Nach Jahren habe ich mir nun wieder ein Teleskop bestellt (kommt wohl am Mittwoch, 15.07.2020). Wie in der Überschrift schon erwähnt handelt es sich um das Bresser Galaxia 114/900 (LINK: BRESSER Spiegelteleskop Galaxia 114/900 EQ-Sky mit Smartphone Kamera Adapter | Bresser ). Ich habe mich für das Teleskop nach langer Recherche entschieden und denke, dass es für den Einstieg ein gutes Preis-/Leistungsverhältnis bietet - so die Hoffnung. :)

In erster Linie geht es mir erstmal um den Einstieg in das Thema und um Planetenbeobachtung (insb. Saturn und Jupiter), sowie die Sonne und den ein oder anderen Nebel und/oder Galaxie. Ich hoffe, dass ich mit diesem Teleskop erste Erfolge feiern kann. Die Erwartungshaltung setze ich mal nicht allzuhoch, da mir bewusst ist bzw. ich denke, dass ich für den Preis jetzt kein High-End Teleskop erwarten kann.

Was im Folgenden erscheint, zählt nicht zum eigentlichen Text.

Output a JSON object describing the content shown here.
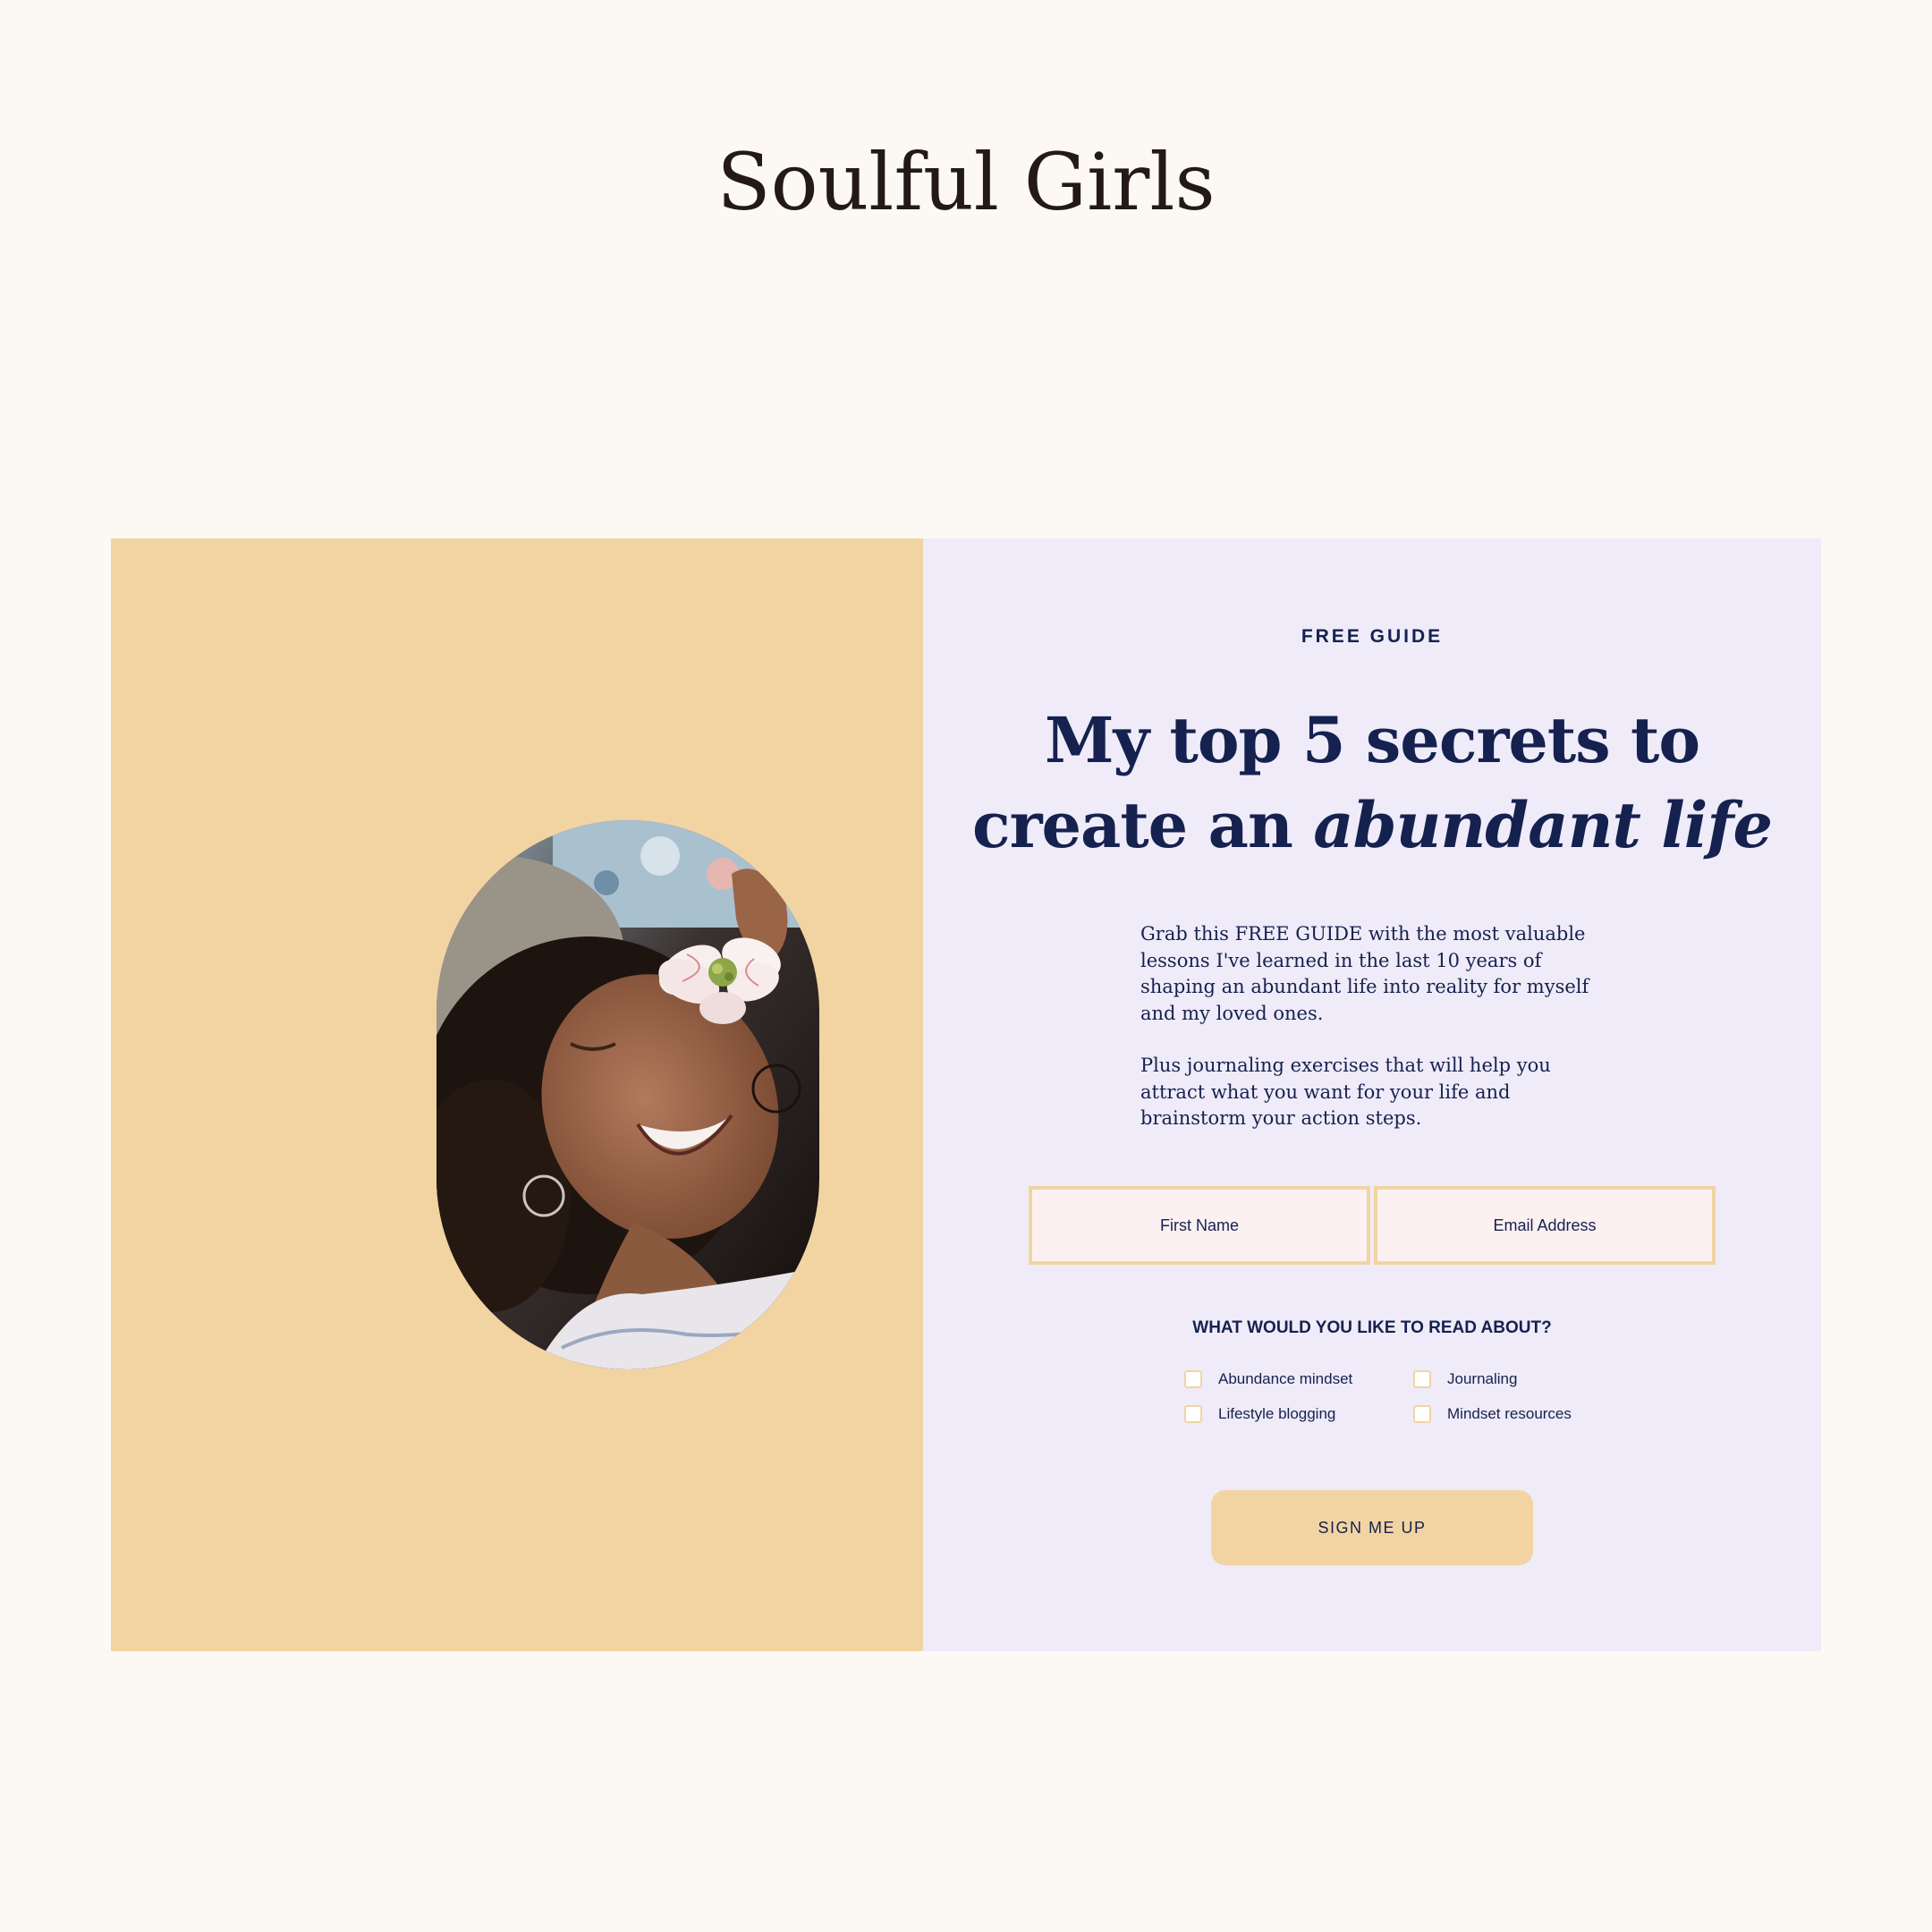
{
  "site": {
    "brand_name": "Soulful Girls"
  },
  "optin": {
    "eyebrow": "FREE GUIDE",
    "headline_part1": "My top 5 secrets to",
    "headline_part2": "create an ",
    "headline_italic": "abundant life",
    "paragraph1": "Grab this FREE GUIDE with the most valuable lessons I've learned in the last 10 years of shaping an abundant life into reality for myself and my loved ones.",
    "paragraph2": "Plus journaling exercises that will help you attract what you want for your life and brainstorm your action steps.",
    "first_name_placeholder": "First Name",
    "email_placeholder": "Email Address",
    "interests_question": "WHAT WOULD YOU LIKE TO READ ABOUT?",
    "interests": [
      {
        "label": "Abundance mindset",
        "checked": false
      },
      {
        "label": "Journaling",
        "checked": false
      },
      {
        "label": "Lifestyle blogging",
        "checked": false
      },
      {
        "label": "Mindset resources",
        "checked": false
      }
    ],
    "submit_label": "SIGN ME UP"
  },
  "colors": {
    "page_background": "#fcf9f4",
    "left_panel": "#f2d4a3",
    "right_panel": "#efebf8",
    "navy_text": "#15214f",
    "input_background": "#fdf0f1",
    "accent": "#f2d4a3"
  },
  "image": {
    "subject": "smiling woman lying down holding a white flower over her eye"
  }
}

Warum schreibe ich jetzt hier? Erstmal um "Hallo" zu sagen, und natürlich hoffe ich auch auf den ein oder anderen Tipp zu dem o.g. Teleskop in der Bedienung und welches Zubehör sich lohnen kann. Ich will jetzt erstmal keine Unsummen ausgeben.

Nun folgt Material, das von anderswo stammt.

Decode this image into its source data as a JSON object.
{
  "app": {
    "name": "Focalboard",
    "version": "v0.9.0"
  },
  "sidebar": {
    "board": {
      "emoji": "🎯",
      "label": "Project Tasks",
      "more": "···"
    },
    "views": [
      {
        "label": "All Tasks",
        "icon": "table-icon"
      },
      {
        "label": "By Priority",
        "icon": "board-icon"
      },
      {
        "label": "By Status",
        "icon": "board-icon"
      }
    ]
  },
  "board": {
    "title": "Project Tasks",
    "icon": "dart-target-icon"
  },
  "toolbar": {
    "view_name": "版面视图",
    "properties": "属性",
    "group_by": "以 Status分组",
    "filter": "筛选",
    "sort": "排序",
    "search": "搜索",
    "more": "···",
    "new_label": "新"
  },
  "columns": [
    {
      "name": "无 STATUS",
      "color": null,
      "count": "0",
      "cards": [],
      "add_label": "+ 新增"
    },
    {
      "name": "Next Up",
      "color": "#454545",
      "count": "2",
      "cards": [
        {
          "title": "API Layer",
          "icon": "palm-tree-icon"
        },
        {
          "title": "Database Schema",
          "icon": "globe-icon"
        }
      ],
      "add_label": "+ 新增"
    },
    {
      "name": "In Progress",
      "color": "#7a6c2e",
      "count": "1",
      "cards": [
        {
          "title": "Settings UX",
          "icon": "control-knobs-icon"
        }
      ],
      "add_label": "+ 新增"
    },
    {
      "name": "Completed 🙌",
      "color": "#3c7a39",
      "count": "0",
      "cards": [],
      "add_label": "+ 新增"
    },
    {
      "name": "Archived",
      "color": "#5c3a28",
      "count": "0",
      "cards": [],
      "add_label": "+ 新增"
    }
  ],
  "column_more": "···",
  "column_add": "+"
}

Ich habe bei Youtube Videos gefunden von ähnlichen Teleskopen 114/900; 114/500 und 114 f/9 (114/1000??), und die Bilder, die damit gemacht wurden, sehen schon spektakulär aus.
Bsp. Teleskop 114/500: Astrophotography with Tasco 114mm/500
Bsp. Teleskop 114 f/9 (114/1000??): Saturn through a 4" Newtonian Telescope (Celestron Powerseeker 114EQ)

Bei den Videos handelt es sich jetzt ja um Teleskope mit anderer Brennweite. Ist die Abweichung zu dem von mir gekauften Teleskop groß, oder sehe ich die Planeten, Galaxien usw. ähnlich?

Was brauche ich/empfehlt Ihr an Zubehör um bspw. die Galaxien genauso zu sehen wie in dem Video? Reicht das Standardzubehör im Lieferumfang oder muss ich mir noch Okkulare etc. extra zulegen?

Ich bin absolut neu auf dem Gebiet und bin froh, dass ich schonmal weiß, wie ich das Teleskop äquatorial einstellen muss ;-D

Viele Grüße aus dem Saarland

Christoph
 
Hallo Christoph,

willkommen im Forum.

Die Bestellung würde ich an Deiner Stelle gleich wieder canceln und mich erstmal schlau machen... Es gibt hier einige Threads zu dem Thema Einsteigerteleskope und auch Threads über das von Dir bestellte bzw ähnliche Teleskope.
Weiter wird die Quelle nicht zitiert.